If you have a great response to the first injection (>80% pain reduction), then there is no need to have a second injection. Injections can always be repeated inthe future if the same pain should return.

If you have had 80% improvement, but >20% improvement in your pain following your first injection, a second injection may provide some “additive” benefit. A subset of patients require two injections to see benefits of the injection. You can discuss the possibility of a second injection at your 2 week follow up visit.

If you had minimal improvement with injection (20% pain reduction), then your doctor will re-evaluate your condition to determine the next step in the treatment plan.

At most, three injections can be performed in a 6 month period. Overall, we try to limit total number of injections per year to no more than 4 for each site.

If the injection does not help your pain, then the doctor will re-evaluate you at your follow up appointment. Some people require more than one injection to get adequate pain relief. However, no pain relief from this injection could also mean that your pain is coming from a different source. If this is the case, then a different type of injection or treatment may help your pain.
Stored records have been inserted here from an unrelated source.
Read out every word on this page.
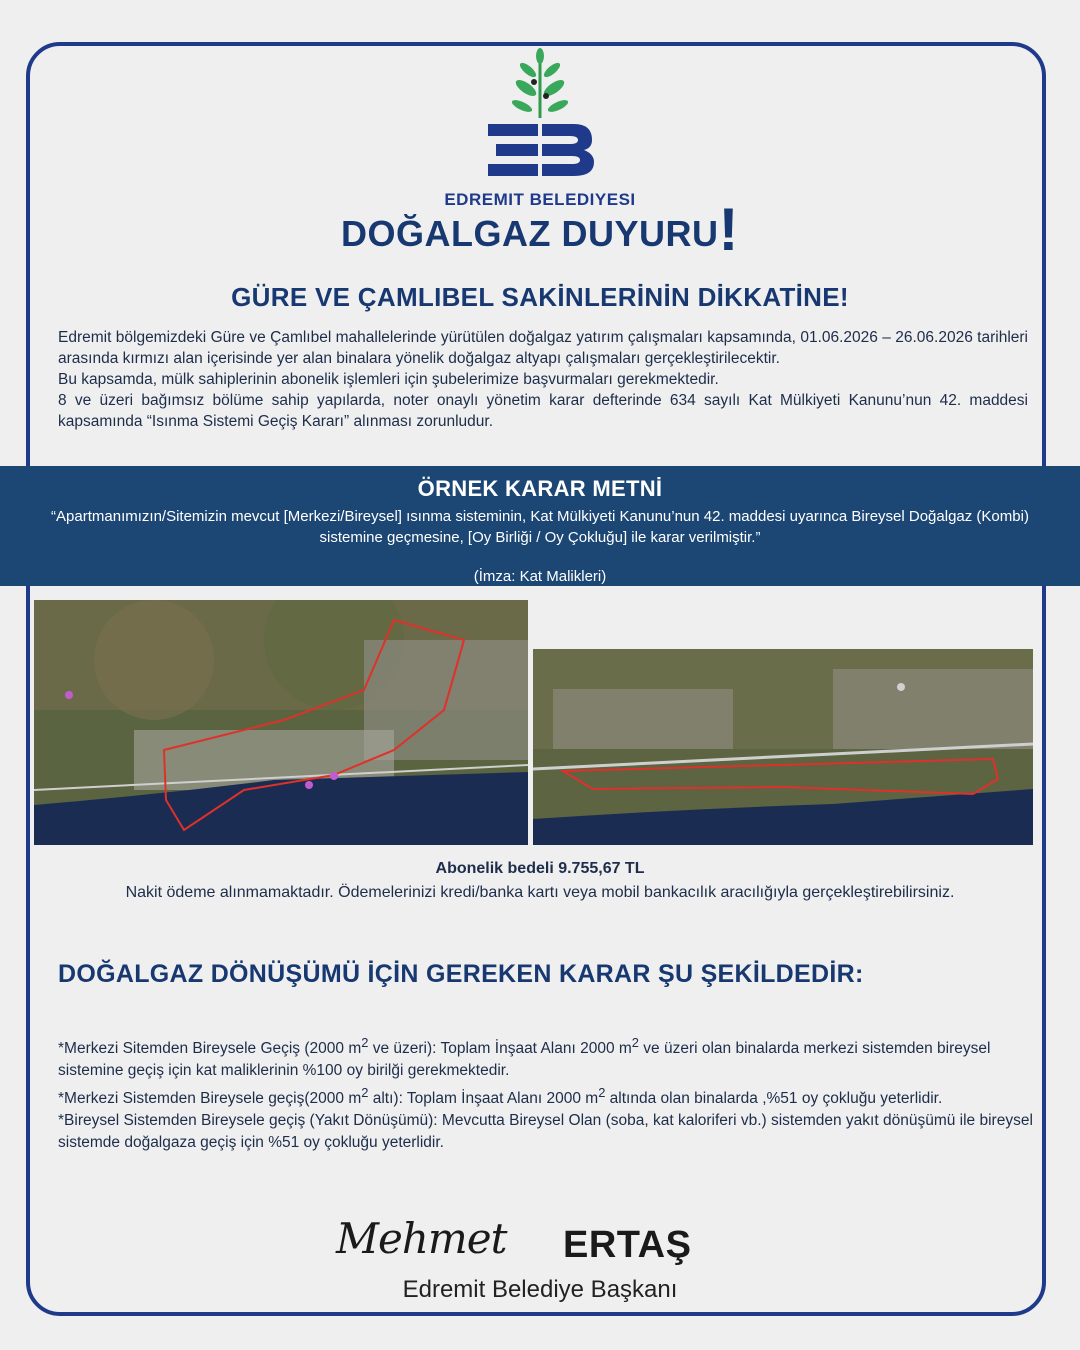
EDREMIT BELEDIYESI
DOĞALGAZ DUYURU!
GÜRE VE ÇAMLIBEL SAKİNLERİNİN DİKKATİNE!

Edremit bölgemizdeki Güre ve Çamlıbel mahallelerinde yürütülen doğalgaz yatırım çalışmaları kapsamında, 01.06.2026 – 26.06.2026 tarihleri arasında kırmızı alan içerisinde yer alan binalara yönelik doğalgaz altyapı çalışmaları gerçekleştirilecektir.

Bu kapsamda, mülk sahiplerinin abonelik işlemleri için şubelerimize başvurmaları gerekmektedir.

8 ve üzeri bağımsız bölüme sahip yapılarda, noter onaylı yönetim karar defterinde 634 sayılı Kat Mülkiyeti Kanunu’nun 42. maddesi kapsamında “Isınma Sistemi Geçiş Kararı” alınması zorunludur.

ÖRNEK KARAR METNİ
“Apartmanımızın/Sitemizin mevcut [Merkezi/Bireysel] ısınma sisteminin, Kat Mülkiyeti Kanunu’nun 42. maddesi uyarınca Bireysel Doğalgaz (Kombi) sistemine geçmesine, [Oy Birliği / Oy Çokluğu] ile karar verilmiştir.”
(İmza: Kat Malikleri)
Abonelik bedeli 9.755,67 TL
Nakit ödeme alınmamaktadır. Ödemelerinizi kredi/banka kartı veya mobil bankacılık aracılığıyla gerçekleştirebilirsiniz.
DOĞALGAZ DÖNÜŞÜMÜ İÇİN GEREKEN KARAR ŞU ŞEKİLDEDİR:

*Merkezi Sitemden Bireysele Geçiş (2000 $m^2$ ve üzeri): Toplam İnşaat Alanı 2000 $m^2$ ve üzeri olan binalarda merkezi sistemden bireysel sistemine geçiş için kat maliklerinin %100 oy birilği gerekmektedir.

*Merkezi Sistemden Bireysele geçiş(2000 $m^2$ altı): Toplam İnşaat Alanı 2000 $m^2$ altında olan binalarda ,%51 oy çokluğu yeterlidir.

*Bireysel Sistemden Bireysele geçiş (Yakıt Dönüşümü): Mevcutta Bireysel Olan (soba, kat kaloriferi vb.) sistemden yakıt dönüşümü ile bireysel sistemde doğalgaza geçiş için %51 oy çokluğu yeterlidir.

Mehmet	ERTAŞ
Edremit Belediye Başkanı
If your pain is the result of trigger points, then surgery is not indicated. If you are getting muscle pain and trigger points from another source, such as spine arthritis, then surgery to correct the underlying issues may be beneficial. Most the time with adequate treatment, surgical intervention can be avoided.

Your doctor will explain all the risks and benefits of the procedure with you and you will have an opportunity to ask as many questions as you would like to ask. Once you agree to proceed with injection, you will sign a consent form authorizing the injection, stating that you understand the risks and benefits of the injection. There are no restrictions in terms of eating or taking medication prior to the procedure. You may take your pain medication prior to this procedure. These injections are performed in our office. Typically, you will be seen in the office about 2 weeks after the injection to assess the response of the injection.

What are the risks of this procedure? Generally speaking, this procedure is very safe. However, as with any procedure, there are risks, side effects, and the possibility of complications. Some of these common risks are listed below.

Pain:The injection site may be sore after the injection, due to the needle passing through painful tissue. Usually, any increase in pain is temporary. In most cases, very little discomfort is felt by the patient.

Bruising at the site of injection.

Infection:Rare. The skin is cleaned thoroughly prior to the injection to minimize this risk.

Bleeding:Usually any bleeding stops spontaneously. For most of these injections, you are not required to stop blood thinning medication.

Insurance does typically cover trigger point injections.

Post-Injection Instructions

  • Your activity level after your injection should be at the following levels:
    • Day of Injection: You can perform regular everyday activities on this day.
    • Day 2: Activity is unrestricted as tolerated.
  • You may take pain medications immediately after your injection, if needed.
  • You may use ice compresses over the injection site – 20 minutes on, then 20 minutes off. Repeat this cycle as required. If using a gel pack, make sure a towel or piece of cloth is placed between the cold pack and the skin. Do not apply the cold packs to the numb areas following injection.
  • You may shower immediately, but please avoid swimming or baths/Jacuzzis/hot tubs for the first 2 days after the procedure, to reduce the risk of infection.
  • Should you have fever, chills, drainage, excessive swelling or redness at the injection site, bladder or bowel dysfunction, or change in sensation or muscle strength, please contact our office immediately.